Города на бумаге. Жизнь Эмили Дикинсон - Доминик Фортье
Шрифт:
Интервал:
Закладка:
Дерево вновь шевельнулось, и на этот раз в самом деле зашагало вперед.
Возможно, это олень-двухлетка: на его голове ветвятся заросли, словно крона огромного дуба.
Миссис Лайон заботится не только о том, чтобы заполнить знаниями головы доверенных ей воспитанниц, – она желает спасти их души. А для этого они должны принять Господа, как приняла его она, поэтому их нельзя запугивать или угрожать, этих методов она не приемлет. Видения ада не убедят искать путь в Царствие Небесное. Эти юные особы – создания рассудительные и здравомыслящие. Она будет взывать к разуму и уважать их волю. Она предоставит им полную свободу – свободу соглашаться.
– Кто из вас, – спрашивает она своим твердым и мелодичным голосом, – уже принял Господа в свою жизнь и свое сердце?
У миссис Лайон открытое лицо и ясный взгляд, как у всякого, кто живет в согласии с Богом. Безмятежная душа, озаренная верой.
Почти все девочки поднимают руки – некоторые испуганно, другие с гордостью. Она обводит взглядом аудиторию.

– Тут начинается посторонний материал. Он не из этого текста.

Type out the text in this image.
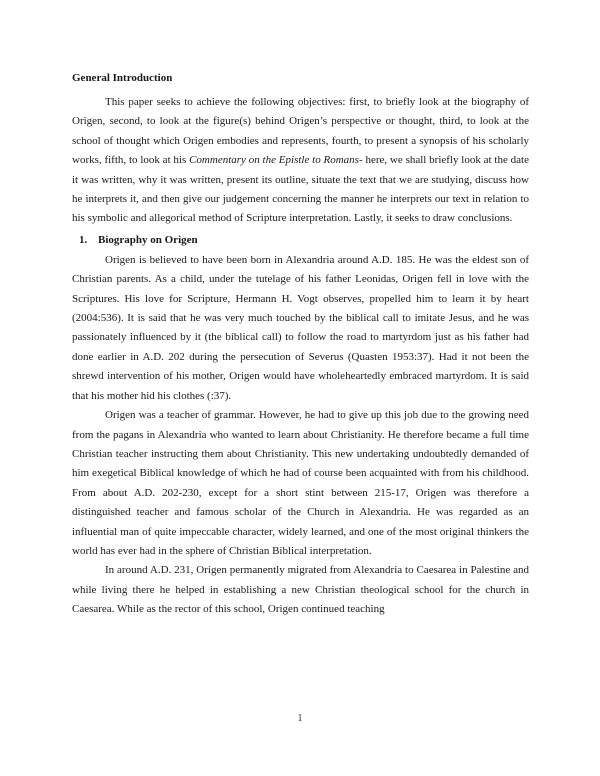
General Introduction

This paper seeks to achieve the following objectives: first, to briefly look at the biography of Origen, second, to look at the figure(s) behind Origen’s perspective or thought, third, to look at the school of thought which Origen embodies and represents, fourth, to present a synopsis of his scholarly works, fifth, to look at his Commentary on the Epistle to Romans- here, we shall briefly look at the date it was written, why it was written, present its outline, situate the text that we are studying, discuss how he interprets it, and then give our judgement concerning the manner he interprets our text in relation to his symbolic and allegorical method of Scripture interpretation. Lastly, it seeks to draw conclusions.

1. Biography on Origen

Origen is believed to have been born in Alexandria around A.D. 185. He was the eldest son of Christian parents. As a child, under the tutelage of his father Leonidas, Origen fell in love with the Scriptures. His love for Scripture, Hermann H. Vogt observes, propelled him to learn it by heart (2004:536). It is said that he was very much touched by the biblical call to imitate Jesus, and he was passionately influenced by it (the biblical call) to follow the road to martyrdom just as his father had done earlier in A.D. 202 during the persecution of Severus (Quasten 1953:37). Had it not been the shrewd intervention of his mother, Origen would have wholeheartedly embraced martyrdom. It is said that his mother hid his clothes (:37).

Origen was a teacher of grammar. However, he had to give up this job due to the growing need from the pagans in Alexandria who wanted to learn about Christianity. He therefore became a full time Christian teacher instructing them about Christianity. This new undertaking undoubtedly demanded of him exegetical Biblical knowledge of which he had of course been acquainted with from his childhood. From about A.D. 202-230, except for a short stint between 215-17, Origen was therefore a distinguished teacher and famous scholar of the Church in Alexandria. He was regarded as an influential man of quite impeccable character, widely learned, and one of the most original thinkers the world has ever had in the sphere of Christian Biblical interpretation.

In around A.D. 231, Origen permanently migrated from Alexandria to Caesarea in Palestine and while living there he helped in establishing a new Christian theological school for the church in Caesarea. While as the rector of this school, Origen continued teaching

1
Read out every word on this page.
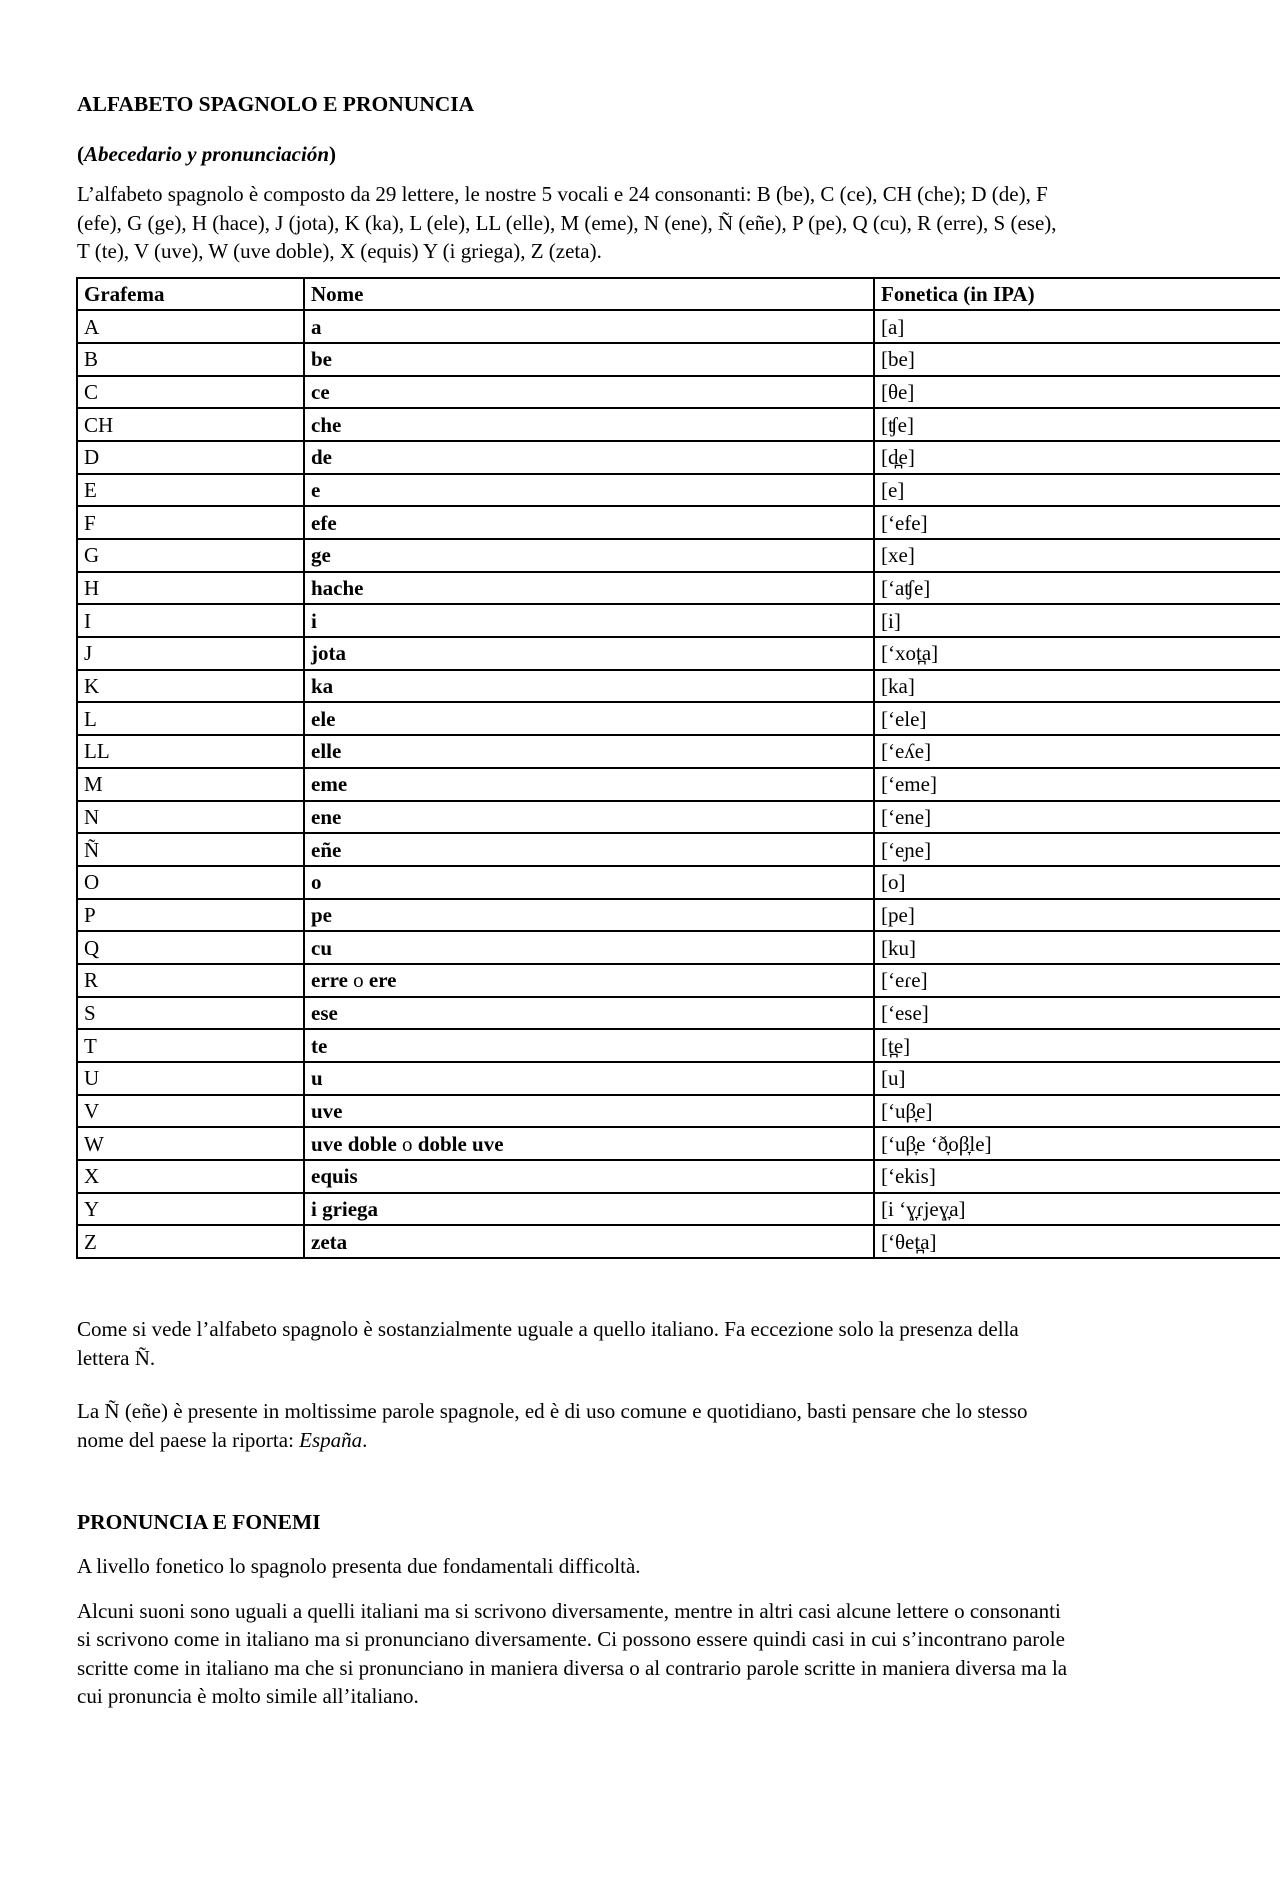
ALFABETO SPAGNOLO E PRONUNCIA
(Abecedario y pronunciación)
L’alfabeto spagnolo è composto da 29 lettere, le nostre 5 vocali e 24 consonanti: B (be), C (ce), CH (che); D (de), F
(efe), G (ge), H (hace), J (jota), K (ka), L (ele), LL (elle), M (eme), N (ene), Ñ (eñe), P (pe), Q (cu), R (erre), S (ese),
T (te), V (uve), W (uve doble), X (equis) Y (i griega), Z (zeta).
Grafema	Nome	Fonetica (in IPA)
A	a	[a]
B	be	[be]
C	ce	[θe]
CH	che	[ʧe]
D	de	[d̪e]
E	e	[e]
F	efe	[‘efe]
G	ge	[xe]
H	hache	[‘aʧe]
I	i	[i]
J	jota	[‘xot̪a]
K	ka	[ka]
L	ele	[‘ele]
LL	elle	[‘eʎe]
M	eme	[‘eme]
N	ene	[‘ene]
Ñ	eñe	[‘eɲe]
O	o	[o]
P	pe	[pe]
Q	cu	[ku]
R	erre o ere	[‘eɾe]
S	ese	[‘ese]
T	te	[t̪e]
U	u	[u]
V	uve	[‘uβ̞e]
W	uve doble o doble uve	[‘uβ̞e ‘ð̞oβ̞le]
X	equis	[‘ekis]
Y	i griega	[i ‘ɣ̞ɾjeɣ̞a]
Z	zeta	[‘θet̪a]
Come si vede l’alfabeto spagnolo è sostanzialmente uguale a quello italiano. Fa eccezione solo la presenza della
lettera Ñ.
La Ñ (eñe) è presente in moltissime parole spagnole, ed è di uso comune e quotidiano, basti pensare che lo stesso
nome del paese la riporta: España.
PRONUNCIA E FONEMI
A livello fonetico lo spagnolo presenta due fondamentali difficoltà.
Alcuni suoni sono uguali a quelli italiani ma si scrivono diversamente, mentre in altri casi alcune lettere o consonanti
si scrivono come in italiano ma si pronunciano diversamente. Ci possono essere quindi casi in cui s’incontrano parole
scritte come in italiano ma che si pronunciano in maniera diversa o al contrario parole scritte in maniera diversa ma la
cui pronuncia è molto simile all’italiano.
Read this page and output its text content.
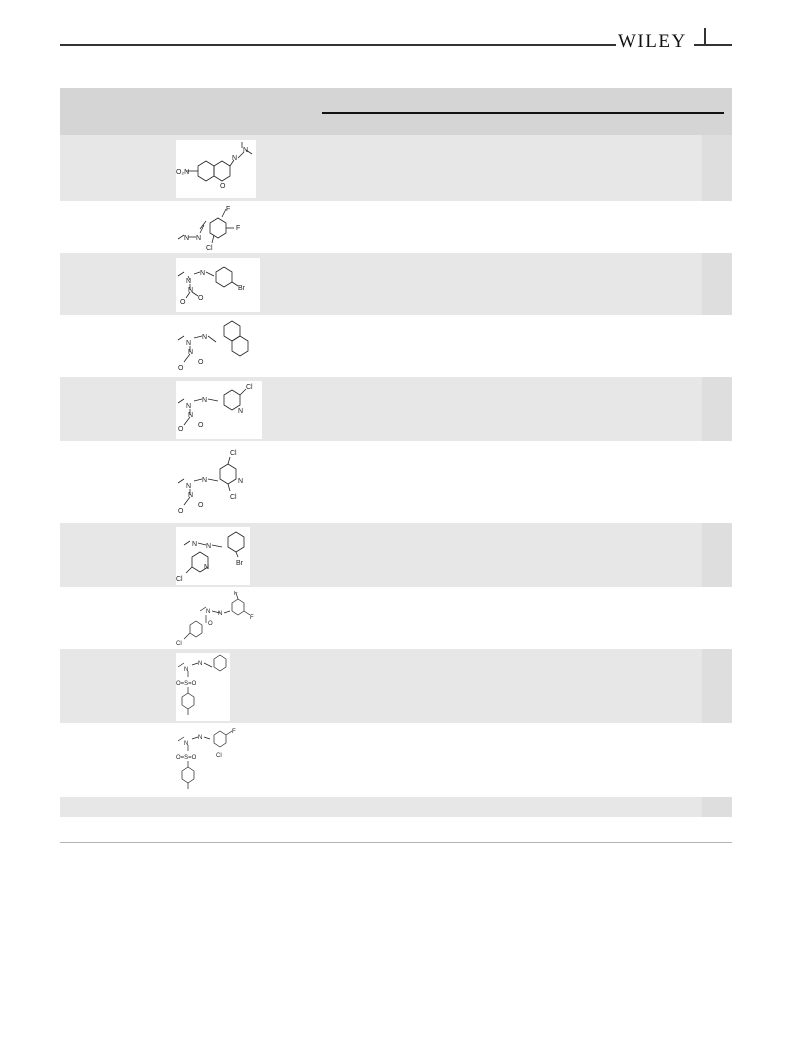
WILEY
N
N
O
O₂N
N N
F
F
Cl
N
N
N
O
O
Br
N
N
N
O
O
N
N
N
O
O
Cl
N
N
N
N
O
O
Cl
Cl
N
N N
N
Br
Cl
N N
O
F
F
Cl
N
N
O=S=O
N
N
O=S=O	Cl
F
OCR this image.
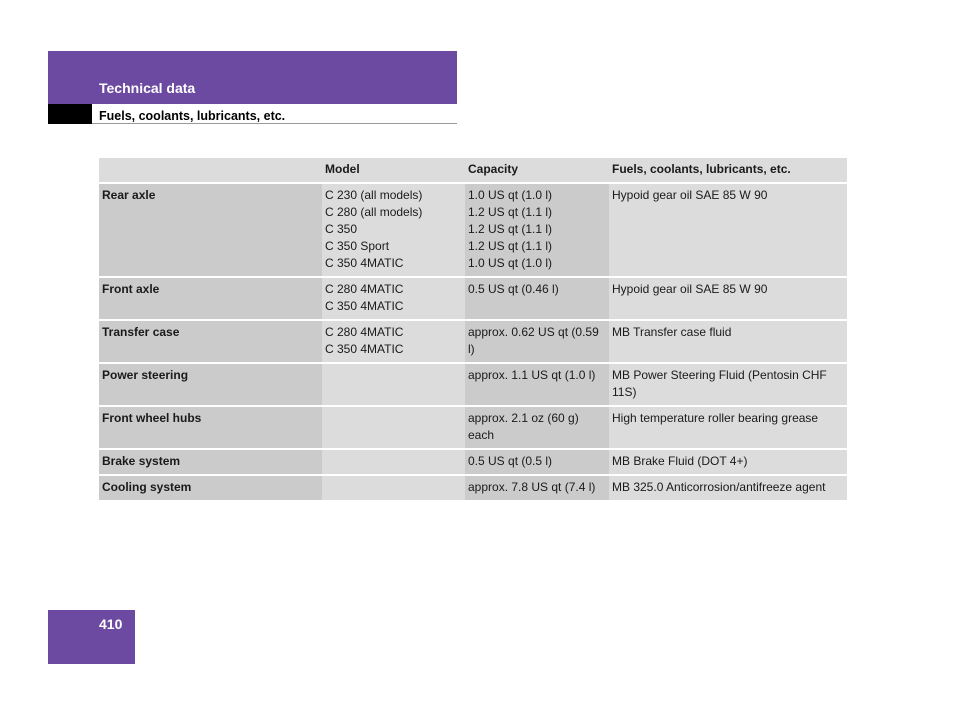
Technical data
Fuels, coolants, lubricants, etc.
	Model	Capacity	Fuels, coolants, lubricants, etc.
Rear axle	C 230 (all models)
C 280 (all models)
C 350
C 350 Sport
C 350 4MATIC	1.0 US qt (1.0 l)
1.2 US qt (1.1 l)
1.2 US qt (1.1 l)
1.2 US qt (1.1 l)
1.0 US qt (1.0 l)	Hypoid gear oil SAE 85 W 90
Front axle	C 280 4MATIC
C 350 4MATIC	0.5 US qt (0.46 l)	Hypoid gear oil SAE 85 W 90
Transfer case	C 280 4MATIC
C 350 4MATIC	approx. 0.62 US qt (0.59 l)	MB Transfer case fluid
Power steering		approx. 1.1 US qt (1.0 l)	MB Power Steering Fluid (Pentosin CHF 11S)
Front wheel hubs		approx. 2.1 oz (60 g) each	High temperature roller bearing grease
Brake system		0.5 US qt (0.5 l)	MB Brake Fluid (DOT 4+)
Cooling system		approx. 7.8 US qt (7.4 l)	MB 325.0 Anticorrosion/antifreeze agent
410
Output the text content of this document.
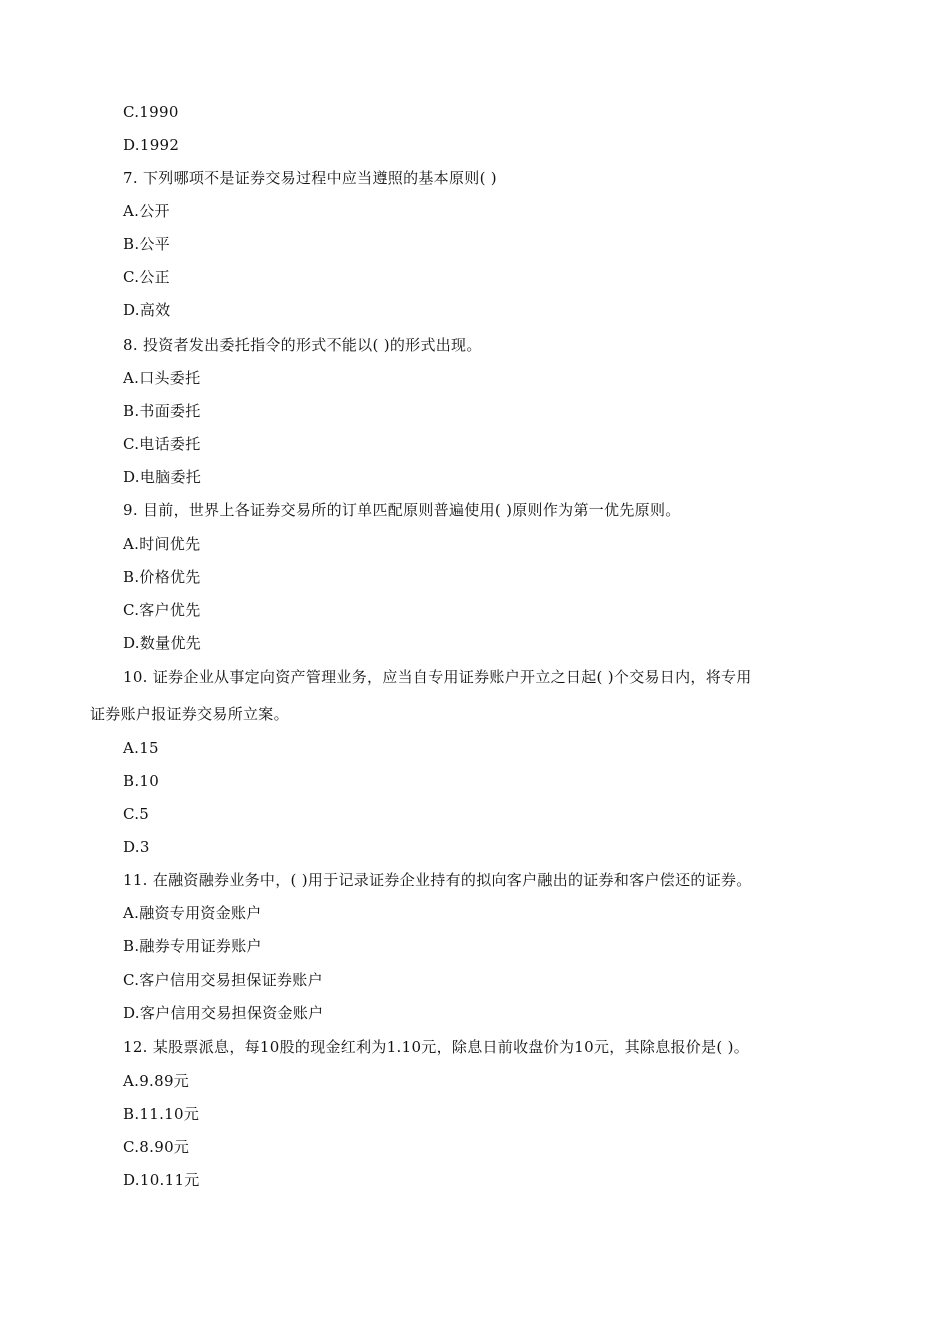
C.1990
D.1992
7. 下列哪项不是证券交易过程中应当遵照的基本原则( )
A.公开
B.公平
C.公正
D.高效
8. 投资者发出委托指令的形式不能以( )的形式出现。
A.口头委托
B.书面委托
C.电话委托
D.电脑委托
9. 目前，世界上各证券交易所的订单匹配原则普遍使用( )原则作为第一优先原则。
A.时间优先
B.价格优先
C.客户优先
D.数量优先
10. 证券企业从事定向资产管理业务，应当自专用证券账户开立之日起( )个交易日内，将专用
证券账户报证券交易所立案。
A.15
B.10
C.5
D.3
11. 在融资融券业务中，( )用于记录证券企业持有的拟向客户融出的证券和客户偿还的证券。
A.融资专用资金账户
B.融券专用证券账户
C.客户信用交易担保证券账户
D.客户信用交易担保资金账户
12. 某股票派息，每10股的现金红利为1.10元，除息日前收盘价为10元，其除息报价是( )。
A.9.89元
B.11.10元
C.8.90元
D.10.11元
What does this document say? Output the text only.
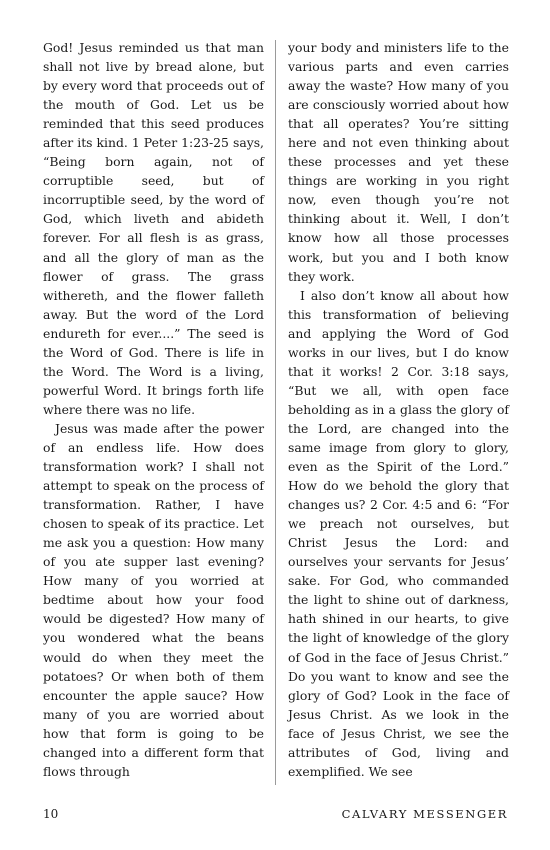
God! Jesus reminded us that man shall not live by bread alone, but by every word that proceeds out of the mouth of God. Let us be reminded that this seed produces after its kind. 1 Peter 1:23-25 says, “Being born again, not of corruptible seed, but of incorruptible seed, by the word of God, which liveth and abideth forever. For all flesh is as grass, and all the glory of man as the flower of grass. The grass withereth, and the flower falleth away. But the word of the Lord endureth for ever....” The seed is the Word of God. There is life in the Word. The Word is a living, powerful Word. It brings forth life where there was no life.

Jesus was made after the power of an endless life. How does transformation work? I shall not attempt to speak on the process of transformation. Rather, I have chosen to speak of its practice. Let me ask you a question: How many of you ate supper last evening? How many of you worried at bedtime about how your food would be digested? How many of you wondered what the beans would do when they meet the potatoes? Or when both of them encounter the apple sauce? How many of you are worried about how that form is going to be changed into a different form that flows through

your body and ministers life to the various parts and even carries away the waste? How many of you are consciously worried about how that all operates? You’re sitting here and not even thinking about these processes and yet these things are working in you right now, even though you’re not thinking about it. Well, I don’t know how all those processes work, but you and I both know they work.

I also don’t know all about how this transformation of believing and applying the Word of God works in our lives, but I do know that it works! 2 Cor. 3:18 says, “But we all, with open face beholding as in a glass the glory of the Lord, are changed into the same image from glory to glory, even as the Spirit of the Lord.” How do we behold the glory that changes us? 2 Cor. 4:5 and 6: “For we preach not ourselves, but Christ Jesus the Lord: and ourselves your servants for Jesus’ sake. For God, who commanded the light to shine out of darkness, hath shined in our hearts, to give the light of knowledge of the glory of God in the face of Jesus Christ.” Do you want to know and see the glory of God? Look in the face of Jesus Christ. As we look in the face of Jesus Christ, we see the attributes of God, living and exemplified. We see

10	CALVARY MESSENGER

– Кто из вас надеется это сделать?
Теперь поднимают руки большинство из оставшихся. Миссис Лайон держит долгую паузу. Наконец спрашивает:
– Кто утратил надежду?
Поднимают руки шестеро или семеро. Среди них Эмили.
* * *
Что это за Бог, позволивший разделить себя натрое: грозный Отец, принесенный в жертву Сын, неуловимый Дух? Почему не позволяет Он познать Себя? Почему дарует Он милость одним и не дарует другим? Что надлежит делать, чтобы должным образом любить Его? Притворяться, что любишь? А разве Он – Они – который(-ые) видит(-ят) все, не догадается(-ются) об этом? Разве это не хуже, чем просто признаться: Бог есть тайна, Он есть безмолвие, а Эмили познает мир прежде всего через слова? Бог есть затмение. Он по ту сторону слов, вне слов. Он укрывает Себя не в церквях, напрасно искать его между пожелтевших страниц Библий короля Иакова, которых в доме Дикинсон целых восемь экземпляров – святых книг больше, чем душ, которые надлежит спасти. Поднимая глаза к небу, Эмили видит лишь облака. Если небо – место успокоения праведников, значит ли это, что они превратились в птиц?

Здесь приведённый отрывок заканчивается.